Dotado pintor, dibujante y artista gráfico, Frans Masereel fue uno de los xilógrafos más destacados de su tiempo. Con una vida a caballo entre dos siglos y enmarcada en diferentes escenarios –su Flandes natal, Francia y Suiza, amén de estancias en Alemania e Inglaterra-, Masereel ilustró numerosos textos clásicos de literatos tan encumbrados como Víctor Hugo, León Tolstoi, Émile Zola o Oscar Wilde.
Frans Masereel es hoy recordado, no obstante, por su genuina producción artística, novelas gráficas carentes de palabras que ya en su tiempo merecieron encendidos elogios por parte de escritores de la talla de Hermann Hesse, Thomas Mann o Stefan Zweig, y que, posteriormente, seducirían e influirían notablemente la obra de historietistas tan reconocidos como Art Spielgelman o Will Eisner.
La ciudad es posiblemente la obra más conocida de Masereel y, sin duda, una de las más alabadas desde que fuera editada por primera vez en 1925. De hecho, y a pesar de no ceñirse al formato tradicional de la novela gráfica, fue considerada por Will Eisner como una de las obras más influyentes del Noveno Arte durante la pasada centuria. Una afirmación que, a posteriori, se ha visto refrendada por las alabanzas de historietistas como Paco Roca.
Más curiosa es, sin embargo, la relación de La ciudad con el Séptimo Arte, pues si bien la impronta del artista belga resulta clara en films tan emblemáticos como Metrópolis de Fritz Lang, la obra de Masereel también recibe claras influencias del expresionismo, movimiento cultural y artístico al que se adscribieron numerosos cineastas germanos como Robert Wiene o F.W. Murnau. De hecho, al lector cinéfilo no le resultará complicado hallar ecos de El gabinete del Doctor Caligari o Nosferatu en La ciudad, especialmente si pasa las páginas de esta obra a toda velocidad, como si de un folioscopio se tratase. Para comprobarlo, os dejamos este vídeo como aperitivo:
Uno de los mayores atractivos de La ciudad, por otra parte, radica en su marcado carácter atemporal. Poco importa que los personajes de su bulliciosa y contaminada urbe vistan con ropajes de los años 20, pues sus preocupaciones, anhelos, alegrías y esperanzas son similares a los de los ciudadanos del siglo XXI. Además, y esto es lo más interesante, pues muestra buena parte del corpus intelectual de Masereel –pacifista convencido, antifascista declarado y simpatizante de los extintos soviets-, en La ciudad tiene un destacado protagonismo el componente social, arma que el artista belga empleó para, de manera incisiva, denunciar las enormes diferencias de clases; unas diferencias que se traducen en la ostentación insana y amoral de la opulencia de una minoría ajena por completo –por pura ingenuidad o, peor aún, indiferencia- a la lacra infame de la humanidad, la pobreza en todas sus manifestaciones.

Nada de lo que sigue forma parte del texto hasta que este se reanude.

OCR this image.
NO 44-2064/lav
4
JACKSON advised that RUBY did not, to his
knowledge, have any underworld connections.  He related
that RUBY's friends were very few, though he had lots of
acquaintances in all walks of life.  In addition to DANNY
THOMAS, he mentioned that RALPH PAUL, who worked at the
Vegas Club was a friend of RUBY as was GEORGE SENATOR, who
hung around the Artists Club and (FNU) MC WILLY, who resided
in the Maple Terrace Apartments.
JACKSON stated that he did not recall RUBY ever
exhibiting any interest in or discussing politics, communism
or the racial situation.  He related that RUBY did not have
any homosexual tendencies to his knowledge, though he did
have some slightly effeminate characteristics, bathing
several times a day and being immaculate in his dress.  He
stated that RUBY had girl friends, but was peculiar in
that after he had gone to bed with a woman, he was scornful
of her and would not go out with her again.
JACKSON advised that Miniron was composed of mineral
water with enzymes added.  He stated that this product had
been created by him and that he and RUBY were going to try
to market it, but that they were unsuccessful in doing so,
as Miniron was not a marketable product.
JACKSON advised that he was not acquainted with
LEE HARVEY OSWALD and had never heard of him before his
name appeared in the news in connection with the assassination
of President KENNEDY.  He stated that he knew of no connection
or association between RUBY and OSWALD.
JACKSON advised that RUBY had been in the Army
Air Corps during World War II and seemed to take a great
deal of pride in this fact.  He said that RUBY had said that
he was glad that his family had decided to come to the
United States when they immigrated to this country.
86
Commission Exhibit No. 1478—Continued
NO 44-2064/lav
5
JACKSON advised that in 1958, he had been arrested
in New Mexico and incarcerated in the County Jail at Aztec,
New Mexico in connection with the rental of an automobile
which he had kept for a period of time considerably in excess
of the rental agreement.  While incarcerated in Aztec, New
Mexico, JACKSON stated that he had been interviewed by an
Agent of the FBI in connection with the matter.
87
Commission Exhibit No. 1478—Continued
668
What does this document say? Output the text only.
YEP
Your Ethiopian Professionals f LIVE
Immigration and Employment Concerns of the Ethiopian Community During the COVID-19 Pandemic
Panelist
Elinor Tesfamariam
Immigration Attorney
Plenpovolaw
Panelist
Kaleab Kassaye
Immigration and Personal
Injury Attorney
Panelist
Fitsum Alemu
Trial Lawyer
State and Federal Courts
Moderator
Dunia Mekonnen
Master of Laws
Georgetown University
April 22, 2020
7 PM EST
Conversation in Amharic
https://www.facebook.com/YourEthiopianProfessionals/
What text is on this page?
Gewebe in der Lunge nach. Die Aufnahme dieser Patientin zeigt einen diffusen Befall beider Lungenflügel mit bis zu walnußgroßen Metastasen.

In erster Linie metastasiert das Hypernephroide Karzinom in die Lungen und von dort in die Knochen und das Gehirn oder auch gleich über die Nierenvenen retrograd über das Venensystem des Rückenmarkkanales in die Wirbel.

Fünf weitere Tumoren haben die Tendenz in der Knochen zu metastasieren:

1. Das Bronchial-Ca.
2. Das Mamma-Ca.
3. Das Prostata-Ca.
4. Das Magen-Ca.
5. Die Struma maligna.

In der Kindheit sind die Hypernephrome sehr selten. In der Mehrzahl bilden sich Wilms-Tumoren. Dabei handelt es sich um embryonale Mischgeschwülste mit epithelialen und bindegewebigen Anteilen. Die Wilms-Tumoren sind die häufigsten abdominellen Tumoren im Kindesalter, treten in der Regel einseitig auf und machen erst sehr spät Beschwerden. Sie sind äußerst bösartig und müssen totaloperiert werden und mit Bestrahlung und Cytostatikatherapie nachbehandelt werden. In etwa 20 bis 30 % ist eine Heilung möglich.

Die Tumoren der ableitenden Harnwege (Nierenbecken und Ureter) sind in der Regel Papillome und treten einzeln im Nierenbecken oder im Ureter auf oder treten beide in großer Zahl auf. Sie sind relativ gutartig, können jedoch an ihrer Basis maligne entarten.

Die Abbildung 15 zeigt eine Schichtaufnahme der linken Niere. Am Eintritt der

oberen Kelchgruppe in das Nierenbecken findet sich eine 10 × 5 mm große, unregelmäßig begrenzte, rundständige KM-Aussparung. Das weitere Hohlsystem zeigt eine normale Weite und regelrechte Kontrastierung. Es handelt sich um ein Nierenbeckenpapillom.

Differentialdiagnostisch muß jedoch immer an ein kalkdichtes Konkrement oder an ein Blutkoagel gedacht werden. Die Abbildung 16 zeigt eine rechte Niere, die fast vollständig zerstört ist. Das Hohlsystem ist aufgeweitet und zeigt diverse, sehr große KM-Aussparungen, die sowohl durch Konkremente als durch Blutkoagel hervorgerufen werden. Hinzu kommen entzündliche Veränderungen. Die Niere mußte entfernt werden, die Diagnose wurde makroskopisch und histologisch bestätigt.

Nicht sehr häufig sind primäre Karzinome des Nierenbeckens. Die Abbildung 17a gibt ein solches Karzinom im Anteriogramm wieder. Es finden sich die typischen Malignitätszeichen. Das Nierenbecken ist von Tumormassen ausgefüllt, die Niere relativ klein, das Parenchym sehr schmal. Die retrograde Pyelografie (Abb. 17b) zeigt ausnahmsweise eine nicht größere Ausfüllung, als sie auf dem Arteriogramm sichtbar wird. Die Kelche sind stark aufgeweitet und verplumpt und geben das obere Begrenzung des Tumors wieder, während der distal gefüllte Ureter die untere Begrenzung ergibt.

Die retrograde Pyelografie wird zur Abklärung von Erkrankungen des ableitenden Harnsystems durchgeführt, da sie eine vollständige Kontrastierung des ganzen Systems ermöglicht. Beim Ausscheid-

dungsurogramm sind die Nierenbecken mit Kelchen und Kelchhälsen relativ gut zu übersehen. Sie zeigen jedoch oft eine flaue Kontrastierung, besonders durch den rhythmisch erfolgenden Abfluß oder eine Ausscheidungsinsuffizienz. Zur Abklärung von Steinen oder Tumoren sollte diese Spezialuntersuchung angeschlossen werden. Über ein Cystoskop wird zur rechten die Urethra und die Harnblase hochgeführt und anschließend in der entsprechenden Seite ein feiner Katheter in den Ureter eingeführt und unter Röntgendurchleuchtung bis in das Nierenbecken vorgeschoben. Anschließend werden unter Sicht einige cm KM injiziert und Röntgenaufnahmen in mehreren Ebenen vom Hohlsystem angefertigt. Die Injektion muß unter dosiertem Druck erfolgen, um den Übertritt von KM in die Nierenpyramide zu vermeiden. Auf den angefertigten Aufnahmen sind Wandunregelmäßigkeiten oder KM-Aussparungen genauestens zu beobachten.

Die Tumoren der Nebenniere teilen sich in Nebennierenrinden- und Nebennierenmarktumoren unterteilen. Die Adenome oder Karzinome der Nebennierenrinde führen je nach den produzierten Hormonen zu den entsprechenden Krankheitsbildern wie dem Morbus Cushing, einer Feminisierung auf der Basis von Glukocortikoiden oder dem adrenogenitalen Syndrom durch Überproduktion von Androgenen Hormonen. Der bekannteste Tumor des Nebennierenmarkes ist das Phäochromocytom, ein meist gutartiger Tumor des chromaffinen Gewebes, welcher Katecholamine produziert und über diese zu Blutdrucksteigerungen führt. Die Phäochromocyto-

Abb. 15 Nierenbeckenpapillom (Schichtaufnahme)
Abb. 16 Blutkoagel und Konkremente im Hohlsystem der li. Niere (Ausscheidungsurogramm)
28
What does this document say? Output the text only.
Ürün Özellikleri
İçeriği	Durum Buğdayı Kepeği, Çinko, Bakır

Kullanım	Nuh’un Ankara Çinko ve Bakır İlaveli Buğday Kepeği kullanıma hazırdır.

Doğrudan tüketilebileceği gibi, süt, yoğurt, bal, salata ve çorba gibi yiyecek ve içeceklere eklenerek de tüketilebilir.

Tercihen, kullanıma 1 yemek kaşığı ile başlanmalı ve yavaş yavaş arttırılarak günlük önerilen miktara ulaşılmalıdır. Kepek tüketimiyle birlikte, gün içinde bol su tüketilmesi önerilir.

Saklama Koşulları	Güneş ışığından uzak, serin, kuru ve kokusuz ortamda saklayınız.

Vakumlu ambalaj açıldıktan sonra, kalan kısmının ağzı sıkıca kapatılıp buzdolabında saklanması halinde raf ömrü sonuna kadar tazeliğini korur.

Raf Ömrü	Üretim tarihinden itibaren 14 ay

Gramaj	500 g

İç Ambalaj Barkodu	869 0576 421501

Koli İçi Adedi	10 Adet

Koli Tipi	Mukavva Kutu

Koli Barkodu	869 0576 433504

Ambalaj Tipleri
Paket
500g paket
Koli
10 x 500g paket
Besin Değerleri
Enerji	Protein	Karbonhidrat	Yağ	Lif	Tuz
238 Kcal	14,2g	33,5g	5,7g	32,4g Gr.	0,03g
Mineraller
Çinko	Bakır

La ciudad es, en definitiva, una obra sorprendente, de lectura más que recomendable, que, con un exquisito dibujo en blanco y negro y de trazo preciso y absolutamente elegante, regala al lector escenas de un realismo virtuoso y, en ocasiones, sumamente inquietantes o teñidas de una enorme tristeza –baste citar, en ese sentido, la lámina en la que un hombre intenta estrangular a una joven desnuda o la que muestra a una mujer enferma y ajada que, sin más compañía que la de su gato, parece hallarse en la antesala de la muerte, aunque el retrato que pende sobre el cabezal de su cama revela al lector la existencia de tiempos mejores y le recuerda un hecho tan incontestable como la fugacidad de la vida.
Para concluir, tan sólo mencionar la cuidada edición de Nórdica Libros –aunque un formato mayor de página hubiera sido preferible- y el acierto en la elección del papel estucado para reproducir unas láminas que, inspiradoras de mil y una historias, podrían pender en las paredes de los mejores museos del mundo.